En 2005, avant qu'on ne fonde les nouvelles jeunesses poutiniennes, les Nachi (« les nôtres », successeurs des Iduchtchie vmeste, « ceux qui marchent ensemble »), on aurait demandé à Alexandre Nevzorov, ancien journaliste, s'il serait d'accord pour qu'on utilise ce nom. Il ne fait plus beaucoup de vagues, Nevzorov : installé à la douma après octobre 1993 et récemment reconverti dans sa grande passion, l'élevage de chevaux, il a pris de la bidoche et troqué son blouson de cuir noir contre un costume vert olive. À l'époque, c'était autre chose. Au début des années 90, dans le cadre de dans son émission « 600 secondes », où il faisait surtout du social (« tout va mal »), du spirituel orthodoxe et du faits divers sanglant encadré de pubs pour portes blindées, viseurs laser et gants en kevlar, il avait diffusé sous le titre Nachi une série de reportages et monté en parallèle un mouvement national-populiste à base de réservistes de la figuration. Selon lui, les « nôtres » étaient ces braves militaires et paramilitaires défendant la Russie Soviétique contre les peuples manipulés par les agents occidentaux (ou francs-maçons ou sionistes) et le gouvernement corrompu (à la solde de l'Occident, ennemi du peuple). Les héros étaient ces spetsnaz qui reprenaient la tour télé de Vilnius, ces volontaires cosaques venus aider leurs frères slaves en Transnistrie, ces vétérans d'Afghanistan partis finir leur guerre en Yougoslavie, fidèles aux idéaux du GuéKaTchéPé, attendant avec impatience les ordres des généraux Routskoy, Lebed et Makachov…

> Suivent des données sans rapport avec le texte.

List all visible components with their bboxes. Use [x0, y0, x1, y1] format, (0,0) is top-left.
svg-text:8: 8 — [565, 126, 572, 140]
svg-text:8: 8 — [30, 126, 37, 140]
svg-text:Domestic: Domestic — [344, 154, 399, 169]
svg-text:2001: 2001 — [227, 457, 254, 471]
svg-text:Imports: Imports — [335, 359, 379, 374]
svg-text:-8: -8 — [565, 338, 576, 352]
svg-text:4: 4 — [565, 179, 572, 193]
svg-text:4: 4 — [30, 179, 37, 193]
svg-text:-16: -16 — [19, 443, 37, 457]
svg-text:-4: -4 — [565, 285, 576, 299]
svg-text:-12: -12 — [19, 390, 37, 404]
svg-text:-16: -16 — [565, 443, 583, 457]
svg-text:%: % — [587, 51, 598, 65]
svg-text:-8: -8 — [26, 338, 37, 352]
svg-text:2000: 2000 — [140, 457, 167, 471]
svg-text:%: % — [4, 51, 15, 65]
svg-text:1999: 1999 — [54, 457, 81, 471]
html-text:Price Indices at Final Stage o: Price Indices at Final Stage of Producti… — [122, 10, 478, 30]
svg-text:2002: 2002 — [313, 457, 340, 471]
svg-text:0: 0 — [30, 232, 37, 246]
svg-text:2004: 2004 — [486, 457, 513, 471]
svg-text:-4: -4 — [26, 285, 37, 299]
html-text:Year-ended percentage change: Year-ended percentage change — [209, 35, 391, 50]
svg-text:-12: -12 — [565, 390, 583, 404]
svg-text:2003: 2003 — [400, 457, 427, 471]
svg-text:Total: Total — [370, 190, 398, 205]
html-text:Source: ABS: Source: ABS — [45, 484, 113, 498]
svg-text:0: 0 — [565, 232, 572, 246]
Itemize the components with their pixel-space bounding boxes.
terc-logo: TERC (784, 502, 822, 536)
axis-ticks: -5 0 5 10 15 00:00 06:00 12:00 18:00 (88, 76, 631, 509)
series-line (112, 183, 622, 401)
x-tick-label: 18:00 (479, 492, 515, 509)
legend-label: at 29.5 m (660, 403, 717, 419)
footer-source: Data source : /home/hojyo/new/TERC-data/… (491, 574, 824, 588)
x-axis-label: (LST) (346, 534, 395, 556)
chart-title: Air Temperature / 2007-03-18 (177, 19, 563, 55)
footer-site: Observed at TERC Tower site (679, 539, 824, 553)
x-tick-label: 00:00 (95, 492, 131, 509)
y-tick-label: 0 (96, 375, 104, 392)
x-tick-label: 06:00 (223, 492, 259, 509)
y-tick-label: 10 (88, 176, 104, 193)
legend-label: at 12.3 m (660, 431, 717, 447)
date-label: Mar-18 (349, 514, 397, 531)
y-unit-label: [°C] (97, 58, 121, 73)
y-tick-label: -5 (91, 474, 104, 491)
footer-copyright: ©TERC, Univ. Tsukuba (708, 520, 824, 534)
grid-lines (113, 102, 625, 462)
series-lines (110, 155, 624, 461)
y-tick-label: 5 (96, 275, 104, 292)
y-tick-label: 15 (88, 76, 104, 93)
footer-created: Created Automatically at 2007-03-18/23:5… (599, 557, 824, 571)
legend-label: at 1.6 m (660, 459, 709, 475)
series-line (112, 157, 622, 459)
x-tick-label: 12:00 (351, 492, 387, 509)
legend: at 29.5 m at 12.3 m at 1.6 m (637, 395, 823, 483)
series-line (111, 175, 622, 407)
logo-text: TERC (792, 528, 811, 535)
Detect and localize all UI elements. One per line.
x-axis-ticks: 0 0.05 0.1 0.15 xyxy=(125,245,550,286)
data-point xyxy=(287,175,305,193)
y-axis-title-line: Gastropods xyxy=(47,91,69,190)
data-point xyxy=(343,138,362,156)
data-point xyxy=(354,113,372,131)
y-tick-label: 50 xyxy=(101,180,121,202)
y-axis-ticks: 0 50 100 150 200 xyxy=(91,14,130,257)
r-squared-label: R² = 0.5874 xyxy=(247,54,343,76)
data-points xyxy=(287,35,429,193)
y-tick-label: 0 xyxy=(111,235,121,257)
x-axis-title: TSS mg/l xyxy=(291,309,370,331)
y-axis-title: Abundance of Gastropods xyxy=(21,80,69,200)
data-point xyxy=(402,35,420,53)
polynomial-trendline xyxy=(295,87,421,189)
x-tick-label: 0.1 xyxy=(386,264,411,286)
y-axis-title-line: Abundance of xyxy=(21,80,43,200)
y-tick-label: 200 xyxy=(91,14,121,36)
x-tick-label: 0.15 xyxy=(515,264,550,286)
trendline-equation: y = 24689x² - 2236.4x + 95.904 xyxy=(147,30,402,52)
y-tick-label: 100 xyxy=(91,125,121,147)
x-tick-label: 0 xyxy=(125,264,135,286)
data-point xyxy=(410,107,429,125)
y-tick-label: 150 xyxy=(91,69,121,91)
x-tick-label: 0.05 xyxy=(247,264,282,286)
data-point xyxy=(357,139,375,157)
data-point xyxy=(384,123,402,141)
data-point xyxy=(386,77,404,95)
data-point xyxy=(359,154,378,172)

1995 : Dans l'épisode «La Grève» de l'émission satirique Koukly, la marionnette de Ziouganov tient un exemplaire du principal organe de l'opposition national-communiste, le journal Zavtra («Demain»), titrant «La Douma sera “nôtre”».
Moi aussi, je me suis dit, au début : curieuse coïncidence. Jusqu'au jour où, en 2008, ma route croise celle du « Toubib », ancien skinhead néo-nazi, membre de la nébuleuse « Brigade Unifiée 88 », conglomérat de hooligans affiliées à différents clubs de football, mais réunis à la fin des années 1990 par un certain Roma « Radio » sous la bannière de la Cause. Le Toubib est un de ceux qui ont été assez futés pour avoir eu la flemme de défiler aux manifs et assez motivés pour rejoindre les mobs qui partaient casser du basané. Fiché depuis des années par le FSB, mais très peu inquiété par la milice. De son propre aveu, « un marginal, et entouré de marginaux », récemment reconverti dans les affaires : blanchiment d'argent et vente de terrains. On a beaucoup parlé : de la mort de Letov, de l'interdiction des nazbols, du split de l'Union Russe Nationale, du premier album de Tequilajazzz et du dernier Leningrad, du paradoxal « NS ska », du clivage entre pro-païens et pro-chrétiens orthodoxes.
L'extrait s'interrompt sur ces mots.